Edit /etc/ansible/hosts and add the IP of the client machine to it.

Testing Ansible

Ansible is executed with the ansible command, typically run as root or with sudo privileges. The command is run from the Ansible server.  Ansible uses modules in order to execute commands on remote client machines. One such module is “ping”. The ping module does not use ICMP but rather attempts to login to the specified host(s) and examines the python environment after login to the client. On success, the ping module returns the word “pong”.

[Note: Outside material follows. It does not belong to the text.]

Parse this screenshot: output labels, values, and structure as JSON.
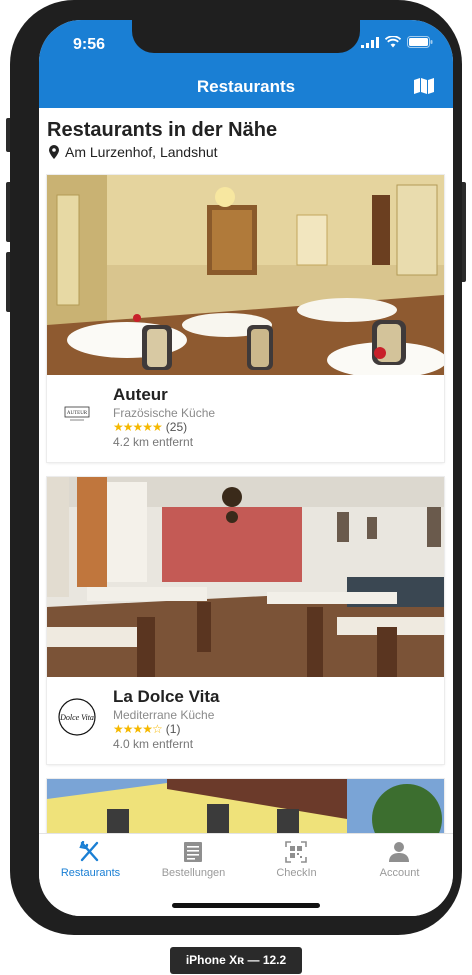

We can test Ansible and its ability to communicate with the client using the ping module.  The ansible command also requires a list of hosts on which the given command or playbook (more on playbooks soon) will be executed. There is a convenient alias called “all” which is an alias for all hosts. This saves us the time of needing to enter the IP address or host names individually. Like you might expect, the all alias will attempt to execute the given Ansible command on all hosts that are defined in /etc/ansible/hosts.

Checkpoint 3

Testing the ability to communicate between Ansible server and client host is the final step. The command to execute is as follows. Run this command either as root or as the automat user. If you run it as automat, preface it with sudo.

ansible -m ping all

The command in Checkpoint 3 calls the ansible command, passing -m ping to specify the ping module, followed by the host specification, in this case all.  This example output from a successful Ansible ping shows a client host at the IP 192.168.1.131:

192.168.1.131 | SUCCESS => {
    "changed": false,
    "ping": "pong"
}

If you do not receive this success message, refer back to the Checklist provided earlier to ensure that you can complete each of those steps successfully and work through the final tasks related to Ansible again to ensure that they are complete.

With a successful Ansible ping, you have configured Ansible on the server and on one client. Another helpful module is the setup module. You can use the setup module to gather facts about client hosts. Some of these facts will be used for making decisions in playbooks and can be used as variables.